How do I get the current date and time in Java?
I am looking for something that is equivalent to DateTime.Now
from C#.
Just construct a new Date
object without any arguments; this will assign the current date and time to the new object.
import java.util.Date;
Date d = new Date();
In the words of the Javadocs for the zero-argument constructor:
Allocates a Date object and initializes it so that it represents the time at which it was allocated, measured to the nearest millisecond.
Make sure you're using java.util.Date
and not java.sql.Date
-- the latter doesn't have a zero-arg constructor, and has somewhat different semantics that are the topic of an entirely different conversation. :)
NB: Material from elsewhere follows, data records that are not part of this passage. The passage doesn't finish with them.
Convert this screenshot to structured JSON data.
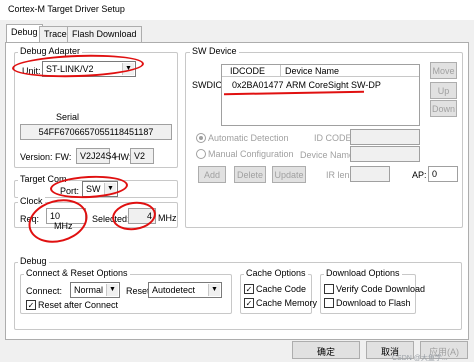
{
  "window": {
    "title": "Cortex-M Target Driver Setup"
  },
  "tabs": [
    {
      "label": "Debug",
      "active": true
    },
    {
      "label": "Trace",
      "active": false
    },
    {
      "label": "Flash Download",
      "active": false
    }
  ],
  "debug_adapter": {
    "legend": "Debug Adapter",
    "unit_label": "Unit:",
    "unit_value": "ST-LINK/V2",
    "serial_label": "Serial",
    "serial_value": "54FF6706657055118451187",
    "version_label": "Version: FW:",
    "fw_value": "V2J24S4",
    "hw_label": "HW:",
    "hw_value": "V2"
  },
  "target_com": {
    "legend": "Target Com",
    "port_label": "Port:",
    "port_value": "SW"
  },
  "clock": {
    "legend": "Clock",
    "req_label": "Req:",
    "req_value": "10",
    "req_unit": "MHz",
    "selected_label": "Selected:",
    "selected_value": "4",
    "selected_unit": "MHz"
  },
  "sw_device": {
    "legend": "SW Device",
    "row_label": "SWDIO",
    "columns": [
      "IDCODE",
      "Device Name"
    ],
    "rows": [
      {
        "idcode": "0x2BA01477",
        "device_name": "ARM CoreSight SW-DP"
      }
    ],
    "buttons": {
      "move": "Move",
      "up": "Up",
      "down": "Down"
    },
    "automatic_detection": "Automatic Detection",
    "manual_configuration": "Manual Configuration",
    "id_code_label": "ID CODE:",
    "device_name_label": "Device Name:",
    "ir_len_label": "IR len:",
    "ap_label": "AP:",
    "ap_value": "0",
    "add": "Add",
    "delete": "Delete",
    "update": "Update"
  },
  "debug": {
    "legend": "Debug",
    "connect_reset_legend": "Connect & Reset Options",
    "connect_label": "Connect:",
    "connect_value": "Normal",
    "reset_label": "Reset:",
    "reset_value": "Autodetect",
    "reset_after_connect": "Reset after Connect",
    "cache_legend": "Cache Options",
    "cache_code": "Cache Code",
    "cache_memory": "Cache Memory",
    "download_legend": "Download Options",
    "verify_code_download": "Verify Code Download",
    "download_to_flash": "Download to Flash"
  },
  "dialog_buttons": {
    "ok": "确定",
    "cancel": "取消",
    "apply": "应用(A)"
  },
  "watermark": "CSDN @大鱼学...",
  "annotation_color": "#e01010"
}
java.lang.System.currentTimeMillis();
will return the datetime since the epoch
In Java 8 it's:
ZonedDateTime dateTime = ZonedDateTime.now();
The Java Date and Calendar classes are considered by many to be poorly designed. You should take a look at Joda Time, a library commonly used in lieu of Java's built-in date libraries.
The equivalent of DateTime.Now
in Joda Time is:
DateTime dt = new DateTime();
Update
As noted in the comments, the latest versions of Joda Time have a DateTime.now()
method, so:
DateTime dt = DateTime.now();
import java.util.Date;
Date now = new Date();
Note that the Date object is mutable and if you want to do anything sophisticated, use jodatime.